Thursday, July 29, 2010

In Celebration of the Philadelphia Eleven

I have this date on my calendar every year: the day on which eleven women were made priests in the Episcopal Church. Had that event not happened, I'm not sure I'd be an Episcopalian ... or even a Christian.

Each year, I contribute to the altar flowers on the Sunday nearest that date, in thanks for the courage of those women and the bishops who ordained them … and in thanks for the ministry of all women who are priests in our church and all who worked toward the ordination of women.


Early today, Elizabeth Kaeton asked the HoBD list, “Where were you on July 29, 1974?” For that’s the date on which those eleven brave women were ordained priests in the Episcopal Church and four brave bishops had the courage to ordain them. There have been some marvelous responses to her question.

The ordination was held at the hauntingly beautiful Church of the Advocate in Philadelphia – the church in which Barbara Harris was once a waif and in which she eventually became an acolyte … and from which she eventually became a bishop in our church. I've worshipped in that church, and it is hauntingly holy.

Where was I on that July day? I was attending a Roman Catholic college and contemplating conversion to Roman Catholicism. I didn’t even hear the news from the Episcopal Church. I knew nothing of the Episcopal Church – much less the news that some women had been ordained there. I was in full flight from the Southern Baptist Church of my childhood and inclining toward the Roman Catholic Church. The Episcopalians weren’t even on my radar.

It was nearly 20 years later when that event came to matter to me. I had fled organized religion. I was in that group that we now call “spiritual but not religious.” I had Quit The Church of My Upbringing. I had no interest in going to church on Sundays.

Then … through a professional colleague and friend … I met the Rev.

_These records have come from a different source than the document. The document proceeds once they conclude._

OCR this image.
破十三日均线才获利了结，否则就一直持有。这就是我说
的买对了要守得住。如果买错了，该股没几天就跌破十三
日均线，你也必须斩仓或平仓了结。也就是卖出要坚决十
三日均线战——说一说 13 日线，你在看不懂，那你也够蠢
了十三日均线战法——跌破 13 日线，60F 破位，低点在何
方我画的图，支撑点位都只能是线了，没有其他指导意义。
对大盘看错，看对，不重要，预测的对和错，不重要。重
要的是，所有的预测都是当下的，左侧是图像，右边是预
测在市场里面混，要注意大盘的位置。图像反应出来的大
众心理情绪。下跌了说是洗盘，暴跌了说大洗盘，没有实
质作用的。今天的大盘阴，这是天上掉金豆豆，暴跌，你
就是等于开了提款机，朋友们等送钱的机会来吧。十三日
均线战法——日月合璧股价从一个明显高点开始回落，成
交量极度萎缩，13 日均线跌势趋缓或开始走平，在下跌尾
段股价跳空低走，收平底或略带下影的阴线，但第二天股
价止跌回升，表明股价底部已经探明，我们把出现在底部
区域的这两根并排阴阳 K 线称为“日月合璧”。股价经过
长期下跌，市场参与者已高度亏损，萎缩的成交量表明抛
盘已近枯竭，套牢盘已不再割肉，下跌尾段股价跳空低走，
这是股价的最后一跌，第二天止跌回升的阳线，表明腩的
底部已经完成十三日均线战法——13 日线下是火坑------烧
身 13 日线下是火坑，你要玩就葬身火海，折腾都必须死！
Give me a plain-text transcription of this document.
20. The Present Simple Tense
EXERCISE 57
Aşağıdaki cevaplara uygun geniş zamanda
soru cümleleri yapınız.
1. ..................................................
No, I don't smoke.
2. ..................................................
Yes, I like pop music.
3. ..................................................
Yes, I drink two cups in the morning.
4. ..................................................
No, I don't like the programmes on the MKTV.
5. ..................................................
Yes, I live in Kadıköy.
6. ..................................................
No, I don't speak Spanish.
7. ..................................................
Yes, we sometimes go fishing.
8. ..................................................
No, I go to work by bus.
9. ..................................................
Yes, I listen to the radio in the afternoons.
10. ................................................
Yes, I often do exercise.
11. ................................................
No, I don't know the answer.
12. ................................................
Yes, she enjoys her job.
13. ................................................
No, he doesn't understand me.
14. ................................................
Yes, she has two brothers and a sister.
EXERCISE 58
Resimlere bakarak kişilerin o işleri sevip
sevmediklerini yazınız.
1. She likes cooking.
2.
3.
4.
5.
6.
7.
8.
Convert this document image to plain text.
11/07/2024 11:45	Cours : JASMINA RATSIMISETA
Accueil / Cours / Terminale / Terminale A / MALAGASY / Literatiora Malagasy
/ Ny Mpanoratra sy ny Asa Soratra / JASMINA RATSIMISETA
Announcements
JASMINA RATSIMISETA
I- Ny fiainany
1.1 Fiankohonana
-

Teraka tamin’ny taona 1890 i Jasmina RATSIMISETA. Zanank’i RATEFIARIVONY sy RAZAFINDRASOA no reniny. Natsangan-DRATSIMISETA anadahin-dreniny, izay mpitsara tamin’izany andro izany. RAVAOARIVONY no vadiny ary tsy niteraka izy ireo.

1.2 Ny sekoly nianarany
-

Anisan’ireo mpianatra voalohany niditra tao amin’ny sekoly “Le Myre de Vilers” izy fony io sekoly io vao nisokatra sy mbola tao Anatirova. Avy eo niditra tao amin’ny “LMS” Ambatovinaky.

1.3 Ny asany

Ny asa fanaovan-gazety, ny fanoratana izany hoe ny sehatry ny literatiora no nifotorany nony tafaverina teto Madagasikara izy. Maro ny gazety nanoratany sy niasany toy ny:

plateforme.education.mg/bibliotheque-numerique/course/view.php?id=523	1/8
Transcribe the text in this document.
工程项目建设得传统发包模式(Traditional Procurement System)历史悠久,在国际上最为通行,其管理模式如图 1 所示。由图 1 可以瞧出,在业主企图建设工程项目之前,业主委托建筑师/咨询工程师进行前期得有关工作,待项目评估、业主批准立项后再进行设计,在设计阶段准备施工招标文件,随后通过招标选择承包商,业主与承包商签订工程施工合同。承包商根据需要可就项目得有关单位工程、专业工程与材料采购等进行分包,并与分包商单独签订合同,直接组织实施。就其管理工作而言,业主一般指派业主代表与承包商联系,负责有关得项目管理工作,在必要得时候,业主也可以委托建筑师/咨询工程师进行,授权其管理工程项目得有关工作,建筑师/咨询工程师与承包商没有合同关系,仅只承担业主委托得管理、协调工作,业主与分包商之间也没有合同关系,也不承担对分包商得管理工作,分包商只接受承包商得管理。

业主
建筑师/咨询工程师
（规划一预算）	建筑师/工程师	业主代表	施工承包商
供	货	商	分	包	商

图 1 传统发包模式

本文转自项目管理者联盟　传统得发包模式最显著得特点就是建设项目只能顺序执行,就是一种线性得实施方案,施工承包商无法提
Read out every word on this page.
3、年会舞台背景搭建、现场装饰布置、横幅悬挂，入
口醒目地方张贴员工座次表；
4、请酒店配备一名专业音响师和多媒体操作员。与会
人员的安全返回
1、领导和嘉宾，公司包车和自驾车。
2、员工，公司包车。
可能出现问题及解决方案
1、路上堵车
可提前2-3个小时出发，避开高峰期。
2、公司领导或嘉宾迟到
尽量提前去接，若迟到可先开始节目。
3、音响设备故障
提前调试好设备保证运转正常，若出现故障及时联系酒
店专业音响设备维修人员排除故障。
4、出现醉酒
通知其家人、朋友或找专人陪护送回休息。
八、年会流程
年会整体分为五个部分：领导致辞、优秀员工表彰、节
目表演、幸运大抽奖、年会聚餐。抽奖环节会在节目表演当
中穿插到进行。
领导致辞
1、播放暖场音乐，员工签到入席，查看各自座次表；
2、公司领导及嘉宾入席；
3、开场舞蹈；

Nancy Wittig – one of the “Philadelphia Eleven” – who was then a parish priest in suburban Philadelphia. I didn’t know what a ground-breaking role she had played. I just felt something of Spirit when we talked. Our paths crossed regularly over the course of a few years – I living in Atlanta, and she in Philadelphia. I barked regularly: “How the hell can a smart woman like you believe in the Hoary Old Guy in the White Beard?!?” She and my other Episcopalian friend responded calmly, pastorally. Ever so slowly, I came to see that Episcopalians were different. I came to see that the Episcopal Church had something to say to me.

In 1996, my path took me to move to Philadelphia, and I began attending Nancy Wittig’s parish. Not long thereafter, I moved into the confirmation process, under Nancy’s direction. I’ll never forget the marvelous conversations we had as I moved toward confirmation. I challenged her and God … and she challenged me right back. After months of conversation, in April, 1997, I was confirmed an Episcopalian by then-new Bishop Charles Bennison. [I think his confirmations in that parish that day were his first episcopal acts. Go figure!] My confirmation “took,” despite what happened to Bishop Bennison since then.

I have always been grateful to Nancy Wittig and my friend for reaching out to me … helping me find a God whom I could love and who could love me … helping me find a church in which I could find spiritual growth. God bless Nancy … and God bless the bishops who had the courage to ordain these women to the priesthood. I give thanks for Nancy and for Bishops Daniel Corrigan, Robert L. DeWitt, Edward R Welles, and Antonio Ramos.

4 Comments:

Blogger Elizabeth Kaeton said...

What a wonderful reflection, Lisa. It's been a real delight to read everyone's stories - a real travelogue through herstory.

7/30/2010 7:15 AM  
Blogger Lisa Fox said...

Thanks, Elizabeth.

I have very much enjoyed reading the stories on the HoBD list. What a delightful and diverse collection of recollections.

7/30/2010 9:24 PM  
Blogger Unknown said...

This comment has been removed by a blog administrator.

7/30/2010 10:42 PM  
Blogger Lisa Fox said...

"Sandra," I deleted your post because it was a non sequitur, your Blogger profile was hidden, and your link looked like spam.

I will apologize if you come back and offer real content. But my "hermeneutic of suspicion" is always ready on this blog.